Sure enough, according to a post by Fuentes, one Daniel Lahoda has been midwifing these deals. One mural just completed at Third and Main Street in downtown L.A. gets right down to business with a company logo as its centerpiece. And it was painted over another mural - non-commercial - painted by Hueman (a.k.a. Allison Torneros) just last summer under the aegis of the selfsame Mr. Lahoda. Fuentes quotes Lahoda: "Thank god we have the art and entertainment industry to support the arts as private patrons." Respectfully, this assertion is full of crap. These are business transactions, a return on the investment is expected. This is NOT patronage. There is plenty of room in the law for legitimate patronage.

However these deals played out, and however well executed the resulting murals may be, they are NOT in compliance with the new law in letter or in spirit. Period. "Original Art Mural. A one-of-a-kind, hand-painted, hand-tiled, or digitally printed image on the exterior wall of a building that does not contain any commercial message." To quote Ralph Lawler, "It's the Law," and they are in violation. And they are in violation of additional State and Federal laws as well (the California Art Preservation Act [CAPA] and Visual Artists Rights Act [VARA] respectively). They cannot be registered as recognized and protected art murals. These so-called murals can stay in place either until the next "mural" is commissioned by the next corporation to promote the next product. Or City Hall can cite the property owner and demand they remove the, uh, sign, or face a fine and possible legal action.
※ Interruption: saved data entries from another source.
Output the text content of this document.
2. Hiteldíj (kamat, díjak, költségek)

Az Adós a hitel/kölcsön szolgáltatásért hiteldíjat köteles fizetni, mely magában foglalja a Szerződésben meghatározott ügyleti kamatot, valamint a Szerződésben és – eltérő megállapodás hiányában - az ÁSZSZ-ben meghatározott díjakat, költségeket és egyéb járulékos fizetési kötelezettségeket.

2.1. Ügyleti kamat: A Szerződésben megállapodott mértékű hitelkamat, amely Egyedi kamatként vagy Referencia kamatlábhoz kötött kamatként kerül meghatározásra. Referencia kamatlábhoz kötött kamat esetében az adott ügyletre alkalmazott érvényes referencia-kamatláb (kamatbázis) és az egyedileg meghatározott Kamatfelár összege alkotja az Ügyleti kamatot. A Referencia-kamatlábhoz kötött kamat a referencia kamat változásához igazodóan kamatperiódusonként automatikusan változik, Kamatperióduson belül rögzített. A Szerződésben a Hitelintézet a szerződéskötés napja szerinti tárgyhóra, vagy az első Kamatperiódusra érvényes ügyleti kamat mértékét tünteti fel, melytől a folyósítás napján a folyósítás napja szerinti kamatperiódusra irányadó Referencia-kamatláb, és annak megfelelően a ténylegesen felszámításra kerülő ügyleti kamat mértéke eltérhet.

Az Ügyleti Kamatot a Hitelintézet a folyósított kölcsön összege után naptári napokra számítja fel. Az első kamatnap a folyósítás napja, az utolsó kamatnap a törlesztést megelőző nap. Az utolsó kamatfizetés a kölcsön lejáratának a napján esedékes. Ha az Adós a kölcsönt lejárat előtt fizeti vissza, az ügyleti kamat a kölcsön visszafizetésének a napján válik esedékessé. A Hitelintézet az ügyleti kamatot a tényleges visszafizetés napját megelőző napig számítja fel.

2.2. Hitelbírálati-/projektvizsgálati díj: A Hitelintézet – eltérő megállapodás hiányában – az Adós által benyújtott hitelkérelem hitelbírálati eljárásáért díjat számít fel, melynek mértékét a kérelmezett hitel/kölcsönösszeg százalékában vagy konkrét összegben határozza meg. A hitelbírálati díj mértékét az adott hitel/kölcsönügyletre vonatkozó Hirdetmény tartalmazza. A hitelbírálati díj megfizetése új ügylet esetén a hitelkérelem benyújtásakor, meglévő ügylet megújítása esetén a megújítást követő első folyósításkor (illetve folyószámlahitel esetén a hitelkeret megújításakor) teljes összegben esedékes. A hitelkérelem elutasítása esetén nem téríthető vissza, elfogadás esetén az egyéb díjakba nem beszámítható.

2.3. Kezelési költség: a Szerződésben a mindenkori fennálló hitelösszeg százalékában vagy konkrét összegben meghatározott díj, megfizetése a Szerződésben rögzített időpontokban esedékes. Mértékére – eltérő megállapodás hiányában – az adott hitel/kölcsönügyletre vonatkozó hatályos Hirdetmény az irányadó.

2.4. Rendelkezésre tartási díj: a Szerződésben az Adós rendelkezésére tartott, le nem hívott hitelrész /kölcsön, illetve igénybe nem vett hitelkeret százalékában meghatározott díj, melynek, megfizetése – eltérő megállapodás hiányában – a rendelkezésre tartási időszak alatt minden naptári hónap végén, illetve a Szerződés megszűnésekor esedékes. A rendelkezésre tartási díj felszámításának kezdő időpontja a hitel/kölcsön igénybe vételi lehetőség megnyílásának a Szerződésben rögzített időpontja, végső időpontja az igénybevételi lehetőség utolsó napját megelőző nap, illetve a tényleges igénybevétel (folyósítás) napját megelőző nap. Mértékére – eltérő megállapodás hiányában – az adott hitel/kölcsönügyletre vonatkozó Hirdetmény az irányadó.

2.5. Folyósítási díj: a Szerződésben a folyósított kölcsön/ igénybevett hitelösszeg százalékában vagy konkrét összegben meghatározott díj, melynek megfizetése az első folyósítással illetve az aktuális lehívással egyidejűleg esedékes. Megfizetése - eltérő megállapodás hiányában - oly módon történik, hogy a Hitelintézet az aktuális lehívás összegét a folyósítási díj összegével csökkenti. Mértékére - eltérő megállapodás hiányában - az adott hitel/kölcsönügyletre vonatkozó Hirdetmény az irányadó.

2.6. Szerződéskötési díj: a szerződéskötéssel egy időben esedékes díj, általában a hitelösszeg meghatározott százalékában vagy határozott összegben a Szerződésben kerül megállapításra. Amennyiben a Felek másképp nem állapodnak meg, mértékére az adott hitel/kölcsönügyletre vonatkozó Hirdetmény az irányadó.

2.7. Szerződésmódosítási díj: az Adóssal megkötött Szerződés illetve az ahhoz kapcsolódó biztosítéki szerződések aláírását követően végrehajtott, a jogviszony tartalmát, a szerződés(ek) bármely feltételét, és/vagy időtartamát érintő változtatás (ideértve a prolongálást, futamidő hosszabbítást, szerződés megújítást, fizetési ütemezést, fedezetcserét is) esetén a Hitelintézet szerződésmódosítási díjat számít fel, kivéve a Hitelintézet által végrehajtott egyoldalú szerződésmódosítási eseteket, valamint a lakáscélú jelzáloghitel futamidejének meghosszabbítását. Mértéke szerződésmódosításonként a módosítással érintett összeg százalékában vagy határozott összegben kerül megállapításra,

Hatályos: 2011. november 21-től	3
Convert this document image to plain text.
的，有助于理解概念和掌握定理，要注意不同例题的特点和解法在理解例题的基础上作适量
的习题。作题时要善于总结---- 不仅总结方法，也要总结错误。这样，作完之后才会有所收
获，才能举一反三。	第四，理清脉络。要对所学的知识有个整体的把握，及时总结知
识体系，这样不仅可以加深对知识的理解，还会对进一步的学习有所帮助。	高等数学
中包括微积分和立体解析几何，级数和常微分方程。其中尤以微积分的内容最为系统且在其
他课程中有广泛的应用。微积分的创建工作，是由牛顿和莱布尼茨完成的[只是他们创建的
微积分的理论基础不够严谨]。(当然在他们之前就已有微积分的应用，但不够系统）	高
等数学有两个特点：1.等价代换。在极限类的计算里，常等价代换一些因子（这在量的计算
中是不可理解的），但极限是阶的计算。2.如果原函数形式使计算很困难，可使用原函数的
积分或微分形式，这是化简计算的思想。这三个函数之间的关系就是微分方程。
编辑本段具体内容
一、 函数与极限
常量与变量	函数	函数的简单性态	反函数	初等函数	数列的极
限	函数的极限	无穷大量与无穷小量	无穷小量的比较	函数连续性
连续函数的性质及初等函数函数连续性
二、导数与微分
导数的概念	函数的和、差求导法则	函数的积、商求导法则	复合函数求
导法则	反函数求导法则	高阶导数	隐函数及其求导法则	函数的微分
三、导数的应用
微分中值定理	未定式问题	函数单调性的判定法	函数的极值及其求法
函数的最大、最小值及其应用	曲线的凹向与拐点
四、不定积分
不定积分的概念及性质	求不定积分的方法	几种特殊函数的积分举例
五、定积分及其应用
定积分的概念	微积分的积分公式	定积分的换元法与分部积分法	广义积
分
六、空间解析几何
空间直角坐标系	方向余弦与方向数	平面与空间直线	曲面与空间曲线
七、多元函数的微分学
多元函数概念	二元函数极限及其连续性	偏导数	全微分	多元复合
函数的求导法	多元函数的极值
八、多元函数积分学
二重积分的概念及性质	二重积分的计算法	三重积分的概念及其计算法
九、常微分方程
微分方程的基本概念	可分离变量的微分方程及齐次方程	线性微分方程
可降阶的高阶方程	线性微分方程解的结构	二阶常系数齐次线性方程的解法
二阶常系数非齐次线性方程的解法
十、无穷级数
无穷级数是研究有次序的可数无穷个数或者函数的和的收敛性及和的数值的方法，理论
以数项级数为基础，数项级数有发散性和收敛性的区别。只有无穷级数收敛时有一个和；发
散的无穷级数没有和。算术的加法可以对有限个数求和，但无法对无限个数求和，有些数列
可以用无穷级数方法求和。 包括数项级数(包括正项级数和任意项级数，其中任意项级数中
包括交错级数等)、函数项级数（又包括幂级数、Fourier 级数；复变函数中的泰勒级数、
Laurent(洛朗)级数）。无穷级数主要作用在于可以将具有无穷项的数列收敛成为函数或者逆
One thing is certain. They will not be part of our cultural legacy. They will not be around five hundred years from now like many of those in a city like Rome and like some that we already enjoy here in L.A. probably will. They will not be around a century from now. They will not be around ten years from now. They will soon be whitewashed, and good luck on your ROI mister advertiser. So enjoy your pieces of silver while you've got them; that's about what a commercial sign "mural" is worth.

That is the way the world works too.